Miguel Courtois (G.A.L.)
Pour son troisième film consécutif en Espagne, Miguel Courtois livre une fois encore un film documenté et engagé sur une part d'ombre de l'histoire espagnole. Porté par un José Garcia très investi, GAL est un film politique doublé d'un polar, se distinguant par de vrais partis pris. Le réalisateur nous en dit plus sur ses choix et sur son parcours…
Le scandale du GAL est très peu connu en France. À quel point l'est-il en Espagne ?
Il est extrêmement connu par les gens de ma génération. En revanche, on a découvert avec l'équipe du film à quel point c'est un scandale méconnu par les jeunes. La société actuelle a un défaut de mémoire, l'information se consomme à très court terme. Il y avait donc des raisons pédagogiques de faire ce film. C'est un sujet suffisamment fort pour mériter d'être raconté à des jeunes, et de s'adresser à eux par le biais d'un support qui les attire.
C'est donc pour toucher particulièrement les jeunes que vous avez donné un aspect très polar à votre film ?
Oui. Et puis dans le fond, ça s'y prêtait. Évidemment, on aurait pu s'en tenir à un récit un peu pointu de l'enquête, mais ça aurait été dommage. Le but était de toucher le plus grand nombre, de faire ce qu'en Espagne on appelle un « spectacle cinématographique ». Ça nous avait bien réussi pour El lobo, qui était un film dans la même veine, relativement grand public sans sacrifier ni à la vérité ni au propos. Et puis c'est un cinéma que j'adore comme spectateur. On est porté par des comédiens, une musique, des personnages, on est clairement dans un spectacle, mais qui vous raconte des choses intéressantes et puissantes.

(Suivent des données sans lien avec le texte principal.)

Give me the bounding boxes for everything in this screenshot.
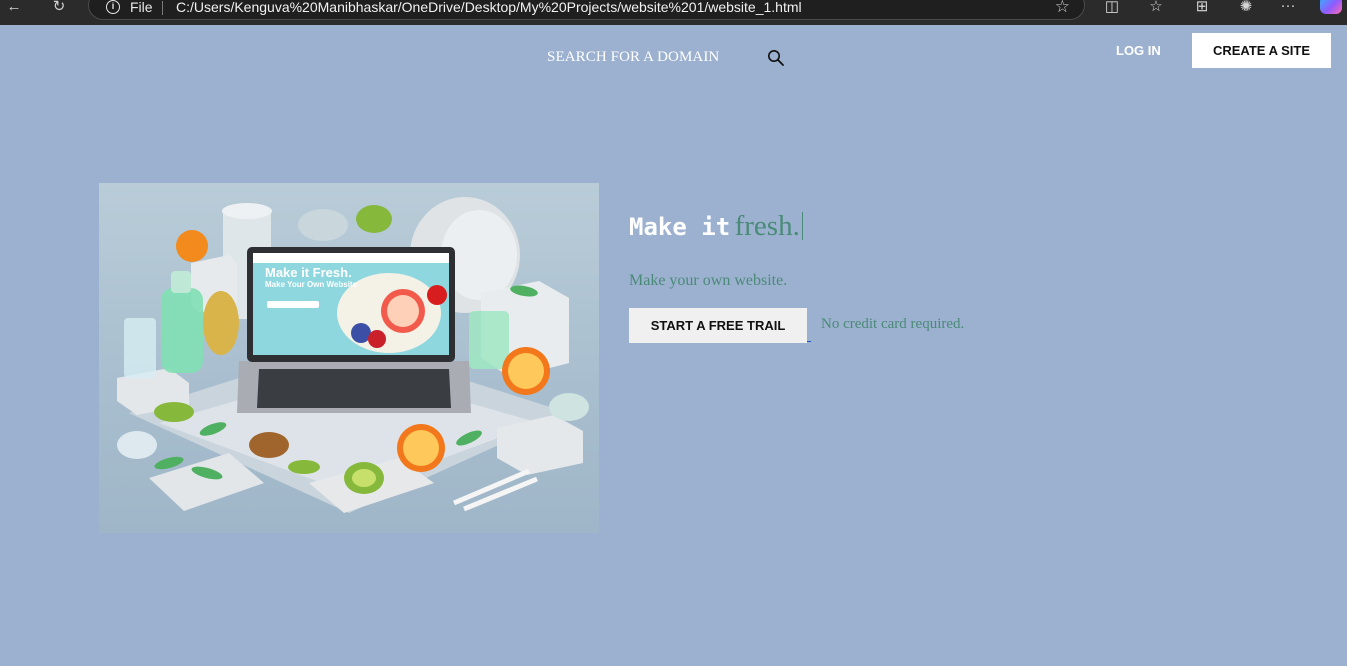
typing-caret [801, 212, 803, 240]
browser-toolbar: ← ↻ i File C:/Users/Kenguva%20Manibhaska… [0, 0, 1347, 25]
split-screen-icon[interactable]: ◫ [1101, 0, 1123, 15]
address-bar[interactable]: i File C:/Users/Kenguva%20Manibhaskar/On… [88, 0, 1085, 20]
credit-card-note: No credit card required. [821, 316, 965, 332]
screen-subtitle: Make Your Own Website [265, 280, 358, 289]
back-icon[interactable]: ← [4, 0, 24, 16]
info-icon[interactable]: i [106, 0, 120, 14]
hero-illustration-art: Make it Fresh. Make Your Own Website [117, 197, 589, 513]
favorites-icon[interactable]: ☆ [1145, 0, 1167, 15]
address-divider [162, 1, 163, 15]
link-underline [807, 341, 811, 342]
create-site-button[interactable]: CREATE A SITE [1192, 33, 1331, 68]
headline-prefix: Make it [629, 213, 731, 241]
address-url[interactable]: C:/Users/Kenguva%20Manibhaskar/OneDrive/… [176, 0, 802, 15]
screen-title: Make it Fresh. [265, 265, 352, 280]
search-icon[interactable] [767, 49, 785, 67]
more-options-icon[interactable]: ··· [1277, 0, 1299, 14]
extensions-icon[interactable]: ✺ [1235, 0, 1257, 15]
search-domain-link[interactable]: SEARCH FOR A DOMAIN [547, 49, 719, 66]
hero-illustration: Make it Fresh. Make Your Own Website [99, 183, 599, 533]
hero-headline: Make it fresh. [629, 210, 803, 243]
start-free-trial-button[interactable]: START A FREE TRAIL [629, 308, 807, 343]
hero-subline: Make your own website. [629, 272, 788, 289]
login-link[interactable]: LOG IN [1116, 43, 1161, 58]
headline-highlight: fresh. [734, 210, 800, 242]
collections-icon[interactable]: ⊞ [1191, 0, 1213, 15]
address-scheme: File [130, 0, 153, 15]
copilot-icon[interactable] [1320, 0, 1342, 14]
favorite-star-icon[interactable]: ☆ [1055, 0, 1070, 17]
refresh-icon[interactable]: ↻ [49, 0, 69, 16]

Après, le grand débat, c'est : est-ce que le fond mérite cette forme ? C'est en tout cas le choix qu'on a fait, même si je comprends parfaitement qu'on le conteste.
C'était important selon vous de montrer frontalement la violence ? Vous ne nous épargnez ni les coups de feu, ni les plans sur les cadavres…
Dès le départ, ces scènes faisaient partie du script. Quand on a commencé à réfléchir à ce projet, l'un des films que j'ai eu envie de revoir était Les hommes du président, et je me suis rendu compte que c'était un film très long, très bavard, où il ne se passe pour ainsi dire rien. Des mecs qui parlent dans des bureaux, qui vont interroger des gens chez eux, et qui téléphonent pour raconter ce qu'on vient de leur dire… Le plus grand moment d'action dans le film de Pakula, c'est quand on voit un mec derrière un pylône dans un parking. Dans mon souvenir, c'était un film haletant. En fait, pas du tout. Ça m'a donné envie d'intégrer à GAL tous ces évènements réels et qui sont du pur cinéma (attentats, enlèvements et autres).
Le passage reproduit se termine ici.